Motley Rice is investigating possible anti-competitive behavior that allegedly caused financial injury to investors who, from 2004 to now, held or traded gold and gold derivatives that were priced based on the London gold fix or who held or traded COMEX gold futures or options. The defendants in the case may include those who participate on the London fix calls, including Barclays Bank PLC, Bank of Nova Scotia, Deutsche Bank, AG, HSBC Holdings PLC and Société Générale.
Did you from Jan. 1, 2004 to now:
• Hold or trade gold and gold derivatives that were priced based on the London gold fix?
• Hold or trade COMEX gold futures or options?
• Think the banks who allegedly participated in the London fix calls should be held accountable?
• Want to discuss your rights and potential legal options?

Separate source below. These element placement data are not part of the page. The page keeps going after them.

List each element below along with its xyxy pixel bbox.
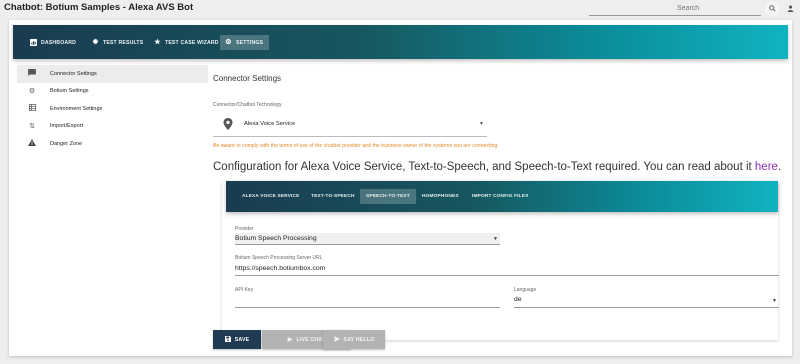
main-card: DASHBOARD ✹ TEST RESULTS ★ TEST CASE WIZ… (9, 20, 792, 356)
bug-icon: ✹ (92, 39, 99, 46)
nav-settings[interactable]: ⚙ SETTINGS (220, 35, 269, 50)
nav-dashboard-label: DASHBOARD (41, 39, 77, 46)
nav-test-case-wizard-label: TEST CASE WIZARD (165, 39, 219, 46)
sidebar-item-label: Import/Export (50, 123, 84, 130)
tab-speech-to-text[interactable]: SPEECH-TO-TEXT (360, 189, 416, 204)
search-button[interactable] (765, 1, 780, 16)
technology-label: Connector/Chatbot Technology (213, 102, 282, 108)
sidebar-item-label: Environment Settings (50, 105, 103, 112)
play-icon: ▶ (287, 337, 293, 343)
tab-alexa-voice-service[interactable]: ALEXA VOICE SERVICE (236, 189, 306, 204)
sidebar-item-label: Danger Zone (50, 140, 83, 147)
config-tabs: ALEXA VOICE SERVICE TEXT-TO-SPEECH SPEEC… (226, 181, 778, 212)
language-select[interactable]: de ▼ (514, 294, 779, 308)
language-value: de (514, 296, 522, 303)
say-hello-button-label: SAY HELLO (343, 336, 375, 343)
nav-test-case-wizard[interactable]: ★ TEST CASE WIZARD (149, 35, 224, 50)
tab-import-config-files[interactable]: IMPORT CONFIG FILES (466, 189, 534, 204)
location-pin-icon (223, 118, 233, 130)
language-label: Language (514, 287, 537, 293)
tab-text-to-speech[interactable]: TEXT-TO-SPEECH (305, 189, 361, 204)
tab-homophones[interactable]: HOMOPHONES (416, 189, 465, 204)
sidebar-item-import-export[interactable]: ⇅ Import/Export (17, 118, 208, 136)
star-icon: ★ (154, 39, 161, 46)
config-card: ALEXA VOICE SERVICE TEXT-TO-SPEECH SPEEC… (222, 181, 779, 340)
chart-icon (30, 39, 37, 46)
chat-icon (27, 69, 37, 78)
swap-icon: ⇅ (29, 123, 35, 131)
nav-settings-label: SETTINGS (236, 39, 264, 46)
sidebar-item-environment-settings[interactable]: Environment Settings (17, 100, 208, 118)
server-url-value: https://speech.botiumbox.com (235, 265, 326, 272)
sidebar-item-label: Botium Settings (50, 88, 89, 95)
sidebar-item-connector-settings[interactable]: Connector Settings (17, 65, 208, 83)
technology-value: Alexa Voice Service (244, 121, 296, 127)
main-navbar: DASHBOARD ✹ TEST RESULTS ★ TEST CASE WIZ… (13, 25, 788, 59)
provider-label: Provider (235, 226, 254, 232)
page-title: Chatbot: Botium Samples - Alexa AVS Bot (4, 2, 194, 13)
user-icon (787, 5, 793, 12)
warning-icon (27, 139, 37, 148)
nav-test-results-label: TEST RESULTS (103, 39, 144, 46)
sidebar-item-label: Connector Settings (50, 70, 97, 77)
nav-dashboard[interactable]: DASHBOARD (25, 35, 81, 50)
config-help-link[interactable]: here (755, 161, 778, 173)
sidebar-item-botium-settings[interactable]: ⚙ Botium Settings (17, 83, 208, 101)
gear-icon: ⚙ (28, 88, 36, 96)
search-icon (769, 5, 776, 12)
grid-icon (27, 104, 37, 113)
provider-select[interactable]: Botium Speech Processing ▼ (235, 233, 500, 245)
sidebar: Connector Settings ⚙ Botium Settings Env… (17, 65, 208, 153)
live-chat-button-label: LIVE CHAT (296, 336, 326, 343)
sidebar-item-danger-zone[interactable]: Danger Zone (17, 135, 208, 153)
search-field[interactable] (589, 1, 761, 16)
provider-value: Botium Speech Processing (235, 235, 317, 242)
chevron-down-icon: ▼ (493, 236, 498, 242)
gear-icon: ⚙ (225, 39, 232, 46)
top-bar: Chatbot: Botium Samples - Alexa AVS Bot (0, 0, 800, 18)
account-button[interactable] (784, 2, 796, 15)
config-heading-end: . (777, 161, 782, 173)
save-button-label: SAVE (234, 336, 250, 343)
nav-test-results[interactable]: ✹ TEST RESULTS (87, 35, 148, 50)
config-heading-text: Configuration for Alexa Voice Service, T… (213, 161, 752, 173)
chevron-down-icon: ▼ (479, 121, 484, 127)
floppy-disk-icon (224, 335, 231, 344)
chevron-down-icon: ▼ (772, 298, 777, 304)
send-icon (333, 335, 340, 344)
search-input[interactable] (677, 1, 757, 15)
compliance-warning: Be aware to comply with the terms of use… (213, 143, 499, 149)
api-key-label: API Key (235, 287, 254, 293)
server-url-label: Botium Speech Processing Server URL (235, 255, 323, 261)
technology-select[interactable]: Alexa Voice Service ▼ (213, 111, 487, 137)
api-key-field[interactable] (235, 294, 500, 308)
section-heading: Connector Settings (213, 74, 282, 83)
say-hello-button[interactable]: SAY HELLO (323, 330, 385, 349)
server-url-field[interactable]: https://speech.botiumbox.com (235, 263, 779, 276)
config-heading: Configuration for Alexa Voice Service, T… (213, 161, 781, 173)
save-button[interactable]: SAVE (213, 330, 261, 349)
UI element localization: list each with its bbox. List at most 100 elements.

Our investigation focuses on what happens when the five big banks allegedly get on the London gold price fix call and how trading based on the benchmark they set is impacted by the immediate post-call trading.

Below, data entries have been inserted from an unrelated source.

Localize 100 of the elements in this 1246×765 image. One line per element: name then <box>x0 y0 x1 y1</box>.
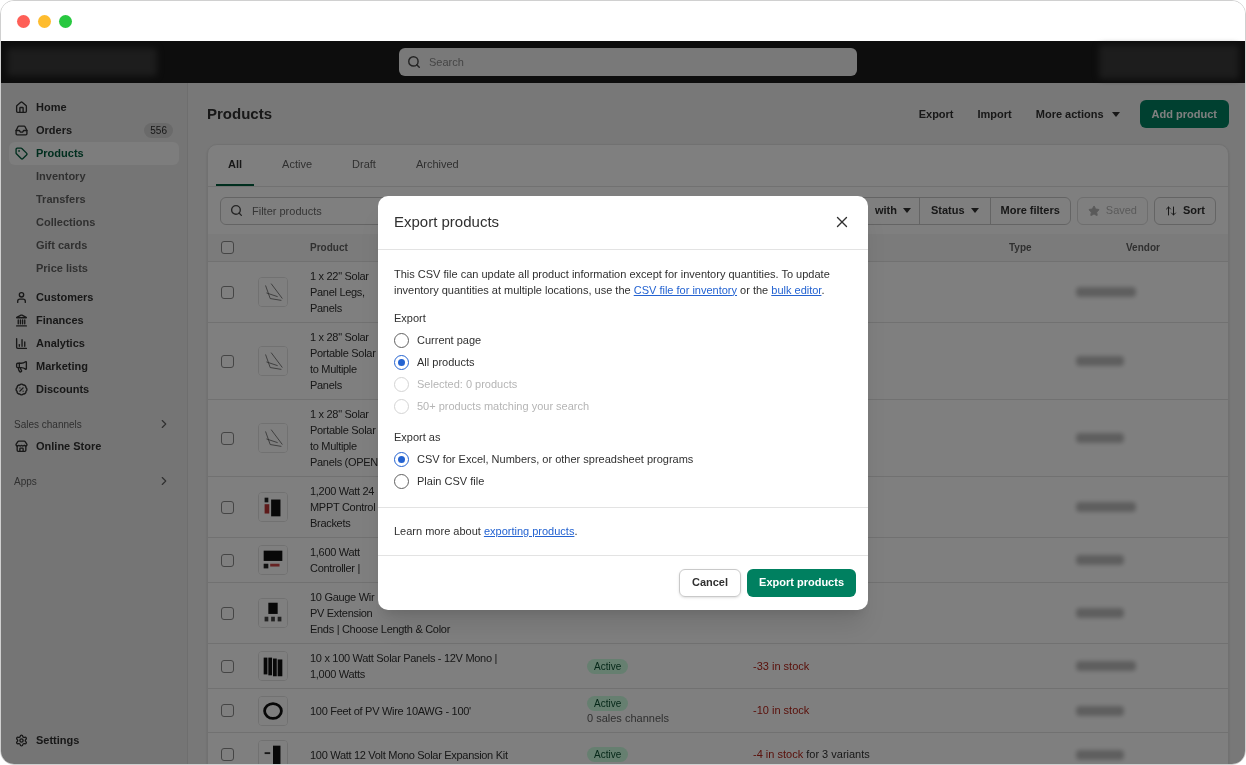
sidebar-item[interactable]: Analytics <box>9 332 179 355</box>
vendor-name <box>1076 661 1136 671</box>
product-name[interactable]: MPPT Control <box>310 499 376 515</box>
tab[interactable]: All <box>216 145 255 186</box>
search-icon <box>230 203 243 217</box>
tab[interactable]: Archived <box>403 145 471 186</box>
checkbox[interactable] <box>221 354 234 368</box>
vendor-name <box>1076 608 1124 618</box>
section-header[interactable]: Sales channels <box>9 413 179 435</box>
product-name[interactable]: 100 Watt 12 Volt Mono Solar Expansion Kit <box>310 746 508 763</box>
sidebar-subitem[interactable]: Gift cards <box>9 234 179 257</box>
filter-dropdown[interactable]: Status <box>918 196 991 225</box>
home-icon <box>15 101 28 114</box>
add-product-button[interactable]: Add product <box>1139 100 1229 128</box>
product-name[interactable]: Portable Solar <box>310 422 376 438</box>
product-name[interactable]: Panels <box>310 377 342 393</box>
product-name[interactable]: 1 x 28" Solar <box>310 329 369 345</box>
caret-icon <box>970 208 979 213</box>
product-name[interactable]: 1 x 22" Solar <box>310 268 369 284</box>
product-name[interactable]: Panel Legs, <box>310 284 365 300</box>
export-products-button[interactable]: Export products <box>747 568 856 597</box>
learn-more-text: Learn more about exporting products. <box>394 523 578 539</box>
option-label[interactable]: All products <box>417 353 475 371</box>
checkbox[interactable] <box>221 659 234 673</box>
option-label[interactable]: Current page <box>417 331 482 349</box>
checkbox[interactable] <box>221 748 234 761</box>
vendor-name <box>1076 502 1136 512</box>
sidebar-subitem[interactable]: Collections <box>9 211 179 234</box>
cancel-button[interactable]: Cancel <box>678 568 742 597</box>
page-title: Products <box>207 103 273 124</box>
action-button[interactable]: Import <box>973 100 1016 128</box>
sort-button[interactable]: Sort <box>1154 196 1216 225</box>
checkbox[interactable] <box>221 553 234 567</box>
action-button[interactable]: Export <box>914 100 958 128</box>
sidebar-item[interactable]: Online Store <box>9 435 179 458</box>
sidebar-subitem[interactable]: Price lists <box>9 257 179 280</box>
bulk-editor-link[interactable]: bulk editor <box>771 283 822 296</box>
bank-icon <box>15 314 28 327</box>
variant-note: for 3 variants <box>805 748 870 761</box>
more-filters-button[interactable]: More filters <box>989 196 1071 225</box>
tag-icon <box>15 147 28 160</box>
product-name[interactable]: Controller | <box>310 560 360 576</box>
product-name[interactable]: Panels <box>310 300 342 316</box>
sidebar-item[interactable]: Customers <box>9 286 179 309</box>
vendor-name <box>1076 749 1124 760</box>
table-row[interactable]: 100 Watt 12 Volt Mono Solar Expansion Kit Active -4 in stock for 3 variants <box>208 733 1228 764</box>
vendor-name <box>1076 433 1124 443</box>
vendor-name <box>1076 287 1136 297</box>
vendor-name <box>1076 356 1124 366</box>
more-actions-button[interactable]: More actions <box>1031 100 1124 128</box>
product-name[interactable]: Brackets <box>310 515 351 531</box>
checkbox[interactable] <box>221 704 234 717</box>
product-name[interactable]: Ends | Choose Length & Color <box>310 621 450 637</box>
product-name[interactable]: Panels (OPEN <box>310 454 378 470</box>
product-name[interactable]: to Multiple <box>310 361 357 377</box>
product-name[interactable]: 1,600 Watt <box>310 544 360 560</box>
sidebar-item[interactable]: Products <box>9 142 179 165</box>
column-header[interactable]: Vendor <box>1126 242 1160 253</box>
sales-channels: 0 sales channels <box>587 710 669 726</box>
sidebar-item[interactable]: Marketing <box>9 355 179 378</box>
column-header[interactable]: Type <box>1009 242 1032 253</box>
sidebar-subitem[interactable]: Transfers <box>9 188 179 211</box>
product-name[interactable]: 10 x 100 Watt Solar Panels - 12V Mono | <box>310 650 498 666</box>
sidebar-item[interactable]: Settings <box>9 729 179 752</box>
search-icon <box>407 55 421 69</box>
checkbox[interactable] <box>221 285 234 299</box>
product-name[interactable]: 10 Gauge Wir <box>310 589 375 605</box>
product-name[interactable]: 1 x 28" Solar <box>310 406 369 422</box>
close-window-icon[interactable] <box>17 14 30 28</box>
checkbox[interactable] <box>221 241 234 254</box>
section-header[interactable]: Apps <box>9 470 179 492</box>
store-icon <box>15 440 28 453</box>
tab[interactable]: Active <box>270 145 325 186</box>
tab[interactable]: Draft <box>340 145 388 186</box>
product-name[interactable]: to Multiple <box>310 438 357 454</box>
bar-chart-icon <box>15 337 28 350</box>
product-name[interactable]: 100 Feet of PV Wire 10AWG - 100' <box>310 702 471 719</box>
sidebar-item[interactable]: Discounts <box>9 378 179 401</box>
vendor-name <box>1076 555 1124 565</box>
minimize-window-icon[interactable] <box>38 14 51 28</box>
option-label[interactable]: CSV for Excel, Numbers, or other spreadsheet programs <box>417 451 694 468</box>
checkbox[interactable] <box>221 500 234 514</box>
checkbox[interactable] <box>221 431 234 445</box>
sidebar-item[interactable]: Orders 556 <box>9 119 179 142</box>
sidebar-item[interactable]: Finances <box>9 309 179 332</box>
maximize-window-icon[interactable] <box>59 14 72 28</box>
sidebar-item[interactable]: Home <box>9 96 179 119</box>
product-name[interactable]: PV Extension <box>310 605 373 621</box>
column-header[interactable]: Product <box>310 242 348 253</box>
sidebar-subitem[interactable]: Inventory <box>9 165 179 188</box>
table-row[interactable]: 100 Feet of PV Wire 10AWG - 100' Active 0 sales channels -10 in stock <box>208 689 1228 733</box>
person-icon <box>15 291 28 304</box>
product-name[interactable]: 1,200 Watt 24 <box>310 483 375 499</box>
status-badge: Active <box>587 695 629 711</box>
product-name[interactable]: 1,000 Watts <box>310 666 365 682</box>
product-name[interactable]: Portable Solar <box>310 345 376 361</box>
inventory-csv-link[interactable]: CSV file for inventory <box>633 283 738 296</box>
sort-icon <box>1165 204 1177 217</box>
checkbox[interactable] <box>221 606 234 620</box>
table-row[interactable]: 10 x 100 Watt Solar Panels - 12V Mono | 1,000 Watts Active -33 in stock <box>208 644 1228 689</box>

It has been alleged that participants on the London call can look at the number of net buyers or sellers in the immediate first round of trading following the call and determine whether the price of gold is rising or falling. These dealers, and those they share the information with, are then able to allegedly bet on the direction of the market before the fix is made public. Using this inside information may allow for participants to engage in self-serving trading which disadvantages the rest of the market. Such allegedly advanced trading potentially violates U.S. antitrust laws and investors may have a chance to recover.